My resourceManager JVM heap free space continuously decreases.
The possible cause:
Many of the failed Spark jobs seem to have leftover tasks running long after failure.
From the Spark web UI, under Tasks for a specific job stage I find lines like:
Index ID Attempt Status Locality Level Executor ID / Host Launch Time Duration GC Time Shuffle Read Size / Records Errors
|Index||ID||Attempt||Status||Locality Level||Executor ID / Host||Launch Time||Duration||GC Time||Shuffle Read Size / Records||Errors|
|0||764||0||RUNNING||PROCESS_LOCAL||81 / node2.domain.com||2018/01/29 12:43:50||189.6 h||/|
(This is not a streaming job, and it has state "Finished" and final status "Failed" in YARN)

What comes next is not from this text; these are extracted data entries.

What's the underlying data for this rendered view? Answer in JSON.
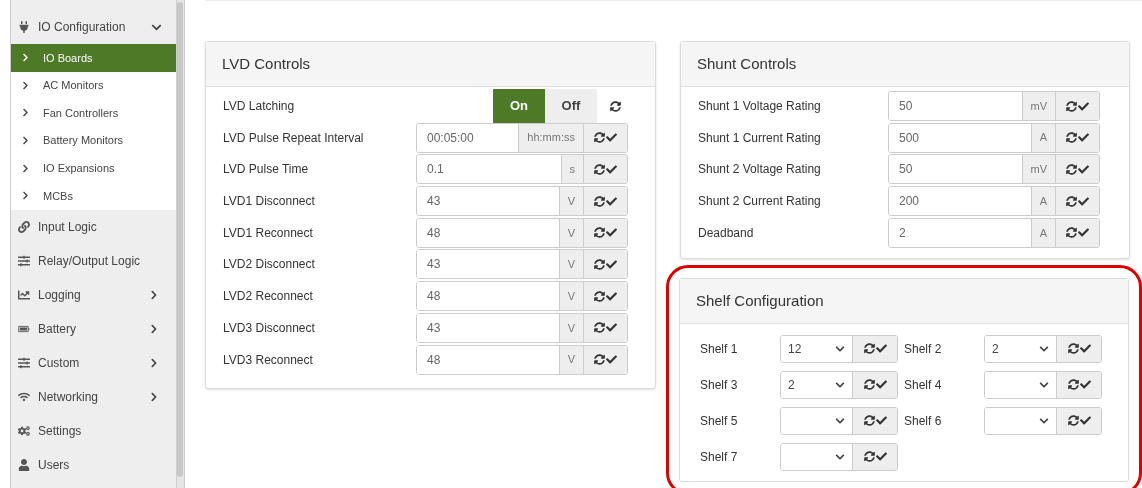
{
  "sidebar": {
    "items": [
      {
        "label": "IO Configuration",
        "kind": "group",
        "expanded": true,
        "children": [
          {
            "label": "IO Boards",
            "selected": true
          },
          {
            "label": "AC Monitors",
            "selected": false
          },
          {
            "label": "Fan Controllers",
            "selected": false
          },
          {
            "label": "Battery Monitors",
            "selected": false
          },
          {
            "label": "IO Expansions",
            "selected": false
          },
          {
            "label": "MCBs",
            "selected": false
          }
        ]
      },
      {
        "label": "Input Logic",
        "kind": "link"
      },
      {
        "label": "Relay/Output Logic",
        "kind": "link"
      },
      {
        "label": "Logging",
        "kind": "group",
        "expanded": false
      },
      {
        "label": "Battery",
        "kind": "group",
        "expanded": false
      },
      {
        "label": "Custom",
        "kind": "group",
        "expanded": false
      },
      {
        "label": "Networking",
        "kind": "group",
        "expanded": false
      },
      {
        "label": "Settings",
        "kind": "link"
      },
      {
        "label": "Users",
        "kind": "link"
      }
    ]
  },
  "lvd_controls": {
    "title": "LVD Controls",
    "rows": [
      {
        "kind": "toggle",
        "label": "LVD Latching",
        "options": [
          {
            "label": "On",
            "selected": true
          },
          {
            "label": "Off",
            "selected": false
          }
        ]
      },
      {
        "kind": "input",
        "label": "LVD Pulse Repeat Interval",
        "value": "00:05:00",
        "unit": "hh:mm:ss"
      },
      {
        "kind": "input",
        "label": "LVD Pulse Time",
        "value": "0.1",
        "unit": "s"
      },
      {
        "kind": "input",
        "label": "LVD1 Disconnect",
        "value": "43",
        "unit": "V"
      },
      {
        "kind": "input",
        "label": "LVD1 Reconnect",
        "value": "48",
        "unit": "V"
      },
      {
        "kind": "input",
        "label": "LVD2 Disconnect",
        "value": "43",
        "unit": "V"
      },
      {
        "kind": "input",
        "label": "LVD2 Reconnect",
        "value": "48",
        "unit": "V"
      },
      {
        "kind": "input",
        "label": "LVD3 Disconnect",
        "value": "43",
        "unit": "V"
      },
      {
        "kind": "input",
        "label": "LVD3 Reconnect",
        "value": "48",
        "unit": "V"
      }
    ]
  },
  "shunt_controls": {
    "title": "Shunt Controls",
    "rows": [
      {
        "label": "Shunt 1 Voltage Rating",
        "value": "50",
        "unit": "mV"
      },
      {
        "label": "Shunt 1 Current Rating",
        "value": "500",
        "unit": "A"
      },
      {
        "label": "Shunt 2 Voltage Rating",
        "value": "50",
        "unit": "mV"
      },
      {
        "label": "Shunt 2 Current Rating",
        "value": "200",
        "unit": "A"
      },
      {
        "label": "Deadband",
        "value": "2",
        "unit": "A"
      }
    ]
  },
  "shelf_configuration": {
    "title": "Shelf Configuration",
    "highlighted": true,
    "shelves": [
      {
        "label": "Shelf 1",
        "value": "12"
      },
      {
        "label": "Shelf 2",
        "value": "2"
      },
      {
        "label": "Shelf 3",
        "value": "2"
      },
      {
        "label": "Shelf 4"
      },
      {
        "label": "Shelf 5"
      },
      {
        "label": "Shelf 6"
      },
      {
        "label": "Shelf 7"
      }
    ]
  }
}
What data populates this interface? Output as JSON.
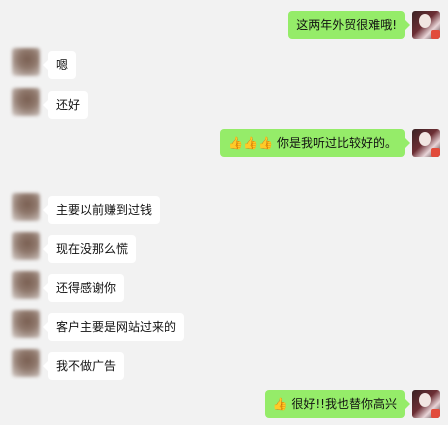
{
  "messages": [
    {
      "side": "out",
      "text": "这两年外贸很难哦!"
    },
    {
      "side": "in",
      "text": "嗯"
    },
    {
      "side": "in",
      "text": "还好"
    },
    {
      "side": "out",
      "emoji": "👍👍👍",
      "text": "你是我听过比较好的。"
    },
    {
      "side": "in",
      "text": "主要以前赚到过钱"
    },
    {
      "side": "in",
      "text": "现在没那么慌"
    },
    {
      "side": "in",
      "text": "还得感谢你"
    },
    {
      "side": "in",
      "text": "客户主要是网站过来的"
    },
    {
      "side": "in",
      "text": "我不做广告"
    },
    {
      "side": "out",
      "emoji": "👍",
      "text": "很好!!我也替你高兴"
    }
  ]
}
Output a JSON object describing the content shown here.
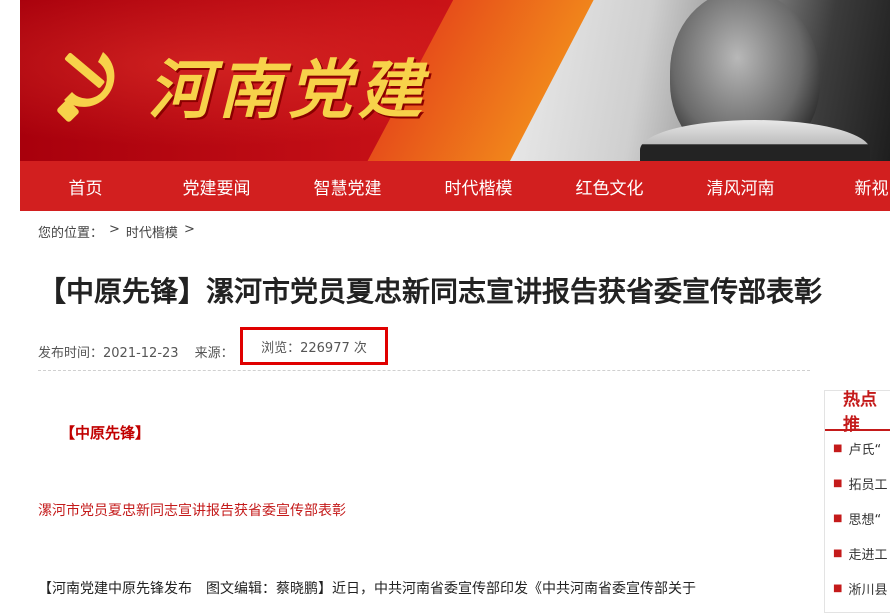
{
  "header": {
    "logo_text": "河南党建"
  },
  "nav": {
    "items": [
      "首页",
      "党建要闻",
      "智慧党建",
      "时代楷模",
      "红色文化",
      "清风河南",
      "新视"
    ]
  },
  "breadcrumb": {
    "label": "您的位置：",
    "sep": ">",
    "current": "时代楷模"
  },
  "article": {
    "title": "【中原先锋】漯河市党员夏忠新同志宣讲报告获省委宣传部表彰",
    "publish_time": "发布时间：2021-12-23",
    "source": "来源：",
    "views": "浏览：226977 次",
    "tag": "【中原先锋】",
    "subtitle": "漯河市党员夏忠新同志宣讲报告获省委宣传部表彰",
    "paragraph": "【河南党建中原先锋发布　图文编辑：蔡晓鹏】近日，中共河南省委宣传部印发《中共河南省委宣传部关于"
  },
  "sidebar": {
    "heading": "热点推",
    "items": [
      "卢氏“",
      "拓员工",
      "思想“",
      "走进工",
      "淅川县"
    ]
  },
  "colors": {
    "brand_red": "#d21f1f",
    "highlight_box": "#e00000",
    "logo_gold": "#f7d24a"
  }
}
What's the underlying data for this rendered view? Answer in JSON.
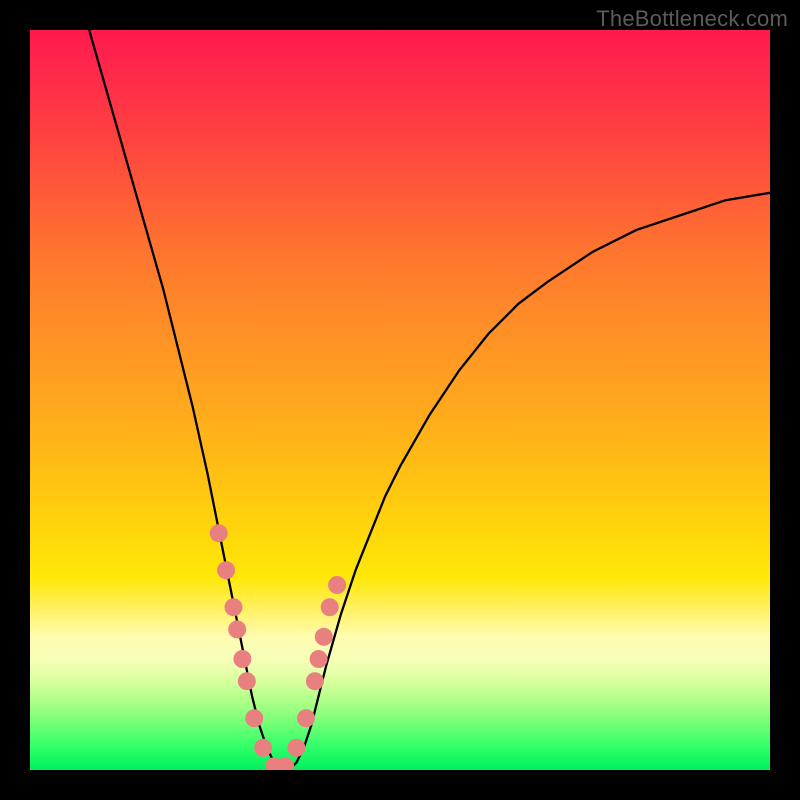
{
  "watermark": "TheBottleneck.com",
  "colors": {
    "frame_bg": "#000000",
    "curve_stroke": "#000000",
    "marker_fill": "#e98080",
    "marker_stroke": "#cc6a6a",
    "gradient_top": "#ff1a4d",
    "gradient_bottom": "#00f060"
  },
  "chart_data": {
    "type": "line",
    "title": "",
    "xlabel": "",
    "ylabel": "",
    "xlim": [
      0,
      100
    ],
    "ylim": [
      0,
      100
    ],
    "grid": false,
    "note": "Axes unlabeled in source; x/y are normalized 0-100. Curve is a V-shaped bottleneck profile descending from top-left to a floor near x≈33 then rising to the right. Marker points trace the lower portion of both arms and the floor.",
    "series": [
      {
        "name": "bottleneck-curve",
        "x": [
          8,
          10,
          12,
          14,
          16,
          18,
          20,
          22,
          24,
          25,
          26,
          27,
          28,
          29,
          30,
          31,
          32,
          33,
          34,
          35,
          36,
          37,
          38,
          39,
          40,
          42,
          44,
          46,
          48,
          50,
          54,
          58,
          62,
          66,
          70,
          76,
          82,
          88,
          94,
          100
        ],
        "y": [
          100,
          93,
          86,
          79,
          72,
          65,
          57,
          49,
          40,
          35,
          30,
          25,
          20,
          15,
          10,
          6,
          3,
          1,
          0,
          0,
          1,
          3,
          6,
          10,
          14,
          21,
          27,
          32,
          37,
          41,
          48,
          54,
          59,
          63,
          66,
          70,
          73,
          75,
          77,
          78
        ]
      },
      {
        "name": "curve-markers",
        "x": [
          25.5,
          26.5,
          27.5,
          28.0,
          28.7,
          29.3,
          30.3,
          31.5,
          33.0,
          34.5,
          36.0,
          37.3,
          38.5,
          39.0,
          39.7,
          40.5,
          41.5
        ],
        "y": [
          32,
          27,
          22,
          19,
          15,
          12,
          7,
          3,
          0.5,
          0.5,
          3,
          7,
          12,
          15,
          18,
          22,
          25
        ]
      }
    ]
  }
}
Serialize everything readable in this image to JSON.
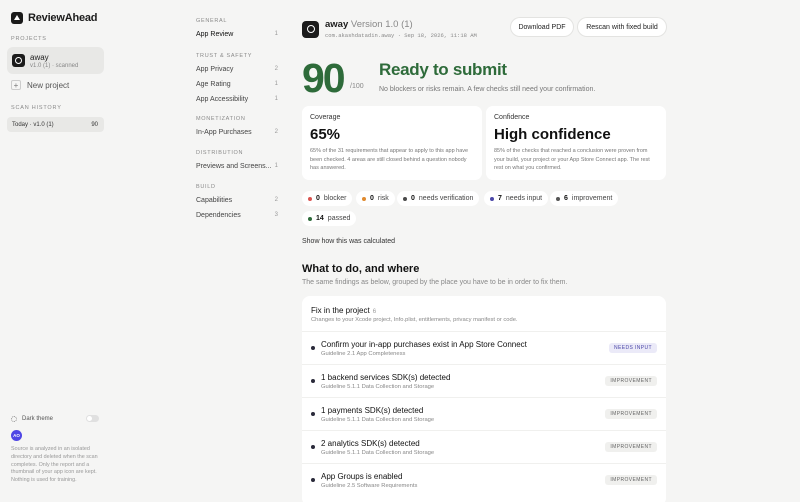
{
  "brand": {
    "name": "ReviewAhead"
  },
  "sidebar": {
    "projects_label": "PROJECTS",
    "project": {
      "name": "away",
      "sub": "v1.0 (1) · scanned"
    },
    "new_project": "New project",
    "scan_history_label": "SCAN HISTORY",
    "history": {
      "label": "Today · v1.0 (1)",
      "score": "90"
    },
    "dark_theme": "Dark theme",
    "avatar": "AO",
    "note": "Source is analyzed in an isolated directory and deleted when the scan completes. Only the report and a thumbnail of your app icon are kept. Nothing is used for training."
  },
  "nav": {
    "groups": [
      {
        "label": "GENERAL",
        "items": [
          {
            "label": "App Review",
            "count": "1"
          }
        ]
      },
      {
        "label": "TRUST & SAFETY",
        "items": [
          {
            "label": "App Privacy",
            "count": "2"
          },
          {
            "label": "Age Rating",
            "count": "1"
          },
          {
            "label": "App Accessibility",
            "count": "1"
          }
        ]
      },
      {
        "label": "MONETIZATION",
        "items": [
          {
            "label": "In-App Purchases",
            "count": "2"
          }
        ]
      },
      {
        "label": "DISTRIBUTION",
        "items": [
          {
            "label": "Previews and Screens...",
            "count": "1"
          }
        ]
      },
      {
        "label": "BUILD",
        "items": [
          {
            "label": "Capabilities",
            "count": "2"
          },
          {
            "label": "Dependencies",
            "count": "3"
          }
        ]
      }
    ]
  },
  "header": {
    "app_name": "away",
    "version": "Version 1.0 (1)",
    "bundle": "com.akashdatadin.away · Sep 18, 2026, 11:18 AM",
    "download_pdf": "Download PDF",
    "rescan": "Rescan with fixed build"
  },
  "score": {
    "value": "90",
    "of": "/100",
    "status": "Ready to submit",
    "status_sub": "No blockers or risks remain. A few checks still need your confirmation."
  },
  "coverage": {
    "label": "Coverage",
    "value": "65%",
    "desc": "65% of the 31 requirements that appear to apply to this app have been checked. 4 areas are still closed behind a question nobody has answered."
  },
  "confidence": {
    "label": "Confidence",
    "value": "High confidence",
    "desc": "85% of the checks that reached a conclusion were proven from your build, your project or your App Store Connect app. The rest rest on what you confirmed."
  },
  "pills": [
    {
      "count": "0",
      "label": "blocker",
      "color": "#d9534f"
    },
    {
      "count": "0",
      "label": "risk",
      "color": "#e08a2e"
    },
    {
      "count": "0",
      "label": "needs verification",
      "color": "#4a4a4a"
    },
    {
      "count": "7",
      "label": "needs input",
      "color": "#4b47a8"
    },
    {
      "count": "6",
      "label": "improvement",
      "color": "#555555"
    },
    {
      "count": "14",
      "label": "passed",
      "color": "#2e6b3a"
    }
  ],
  "calc_link": "Show how this was calculated",
  "what_todo": {
    "title": "What to do, and where",
    "sub": "The same findings as below, grouped by the place you have to be in order to fix them."
  },
  "fix": {
    "title": "Fix in the project",
    "count": "6",
    "sub": "Changes to your Xcode project, Info.plist, entitlements, privacy manifest or code.",
    "rows": [
      {
        "title": "Confirm your in-app purchases exist in App Store Connect",
        "sub": "Guideline 2.1 App Completeness",
        "tag": "NEEDS INPUT",
        "kind": "needs"
      },
      {
        "title": "1 backend services SDK(s) detected",
        "sub": "Guideline 5.1.1 Data Collection and Storage",
        "tag": "IMPROVEMENT",
        "kind": "improve"
      },
      {
        "title": "1 payments SDK(s) detected",
        "sub": "Guideline 5.1.1 Data Collection and Storage",
        "tag": "IMPROVEMENT",
        "kind": "improve"
      },
      {
        "title": "2 analytics SDK(s) detected",
        "sub": "Guideline 5.1.1 Data Collection and Storage",
        "tag": "IMPROVEMENT",
        "kind": "improve"
      },
      {
        "title": "App Groups is enabled",
        "sub": "Guideline 2.5 Software Requirements",
        "tag": "IMPROVEMENT",
        "kind": "improve"
      }
    ]
  }
}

The table with "Aggregated Metrics by Executor" for the same job stage does not contain an executor with ID 81.
It does contain a number of executors which were lost, and their addresses are therefore "CANNOT FIND ADDRESS"
I have tried tracking the task ID of tasks which never ended in the stderr logs, but found no common path. Some are created, only to be lost due to errors like FetchFailed or java.io.FileNotFoundException. Others, and most from my impression, are created and then never heard from again.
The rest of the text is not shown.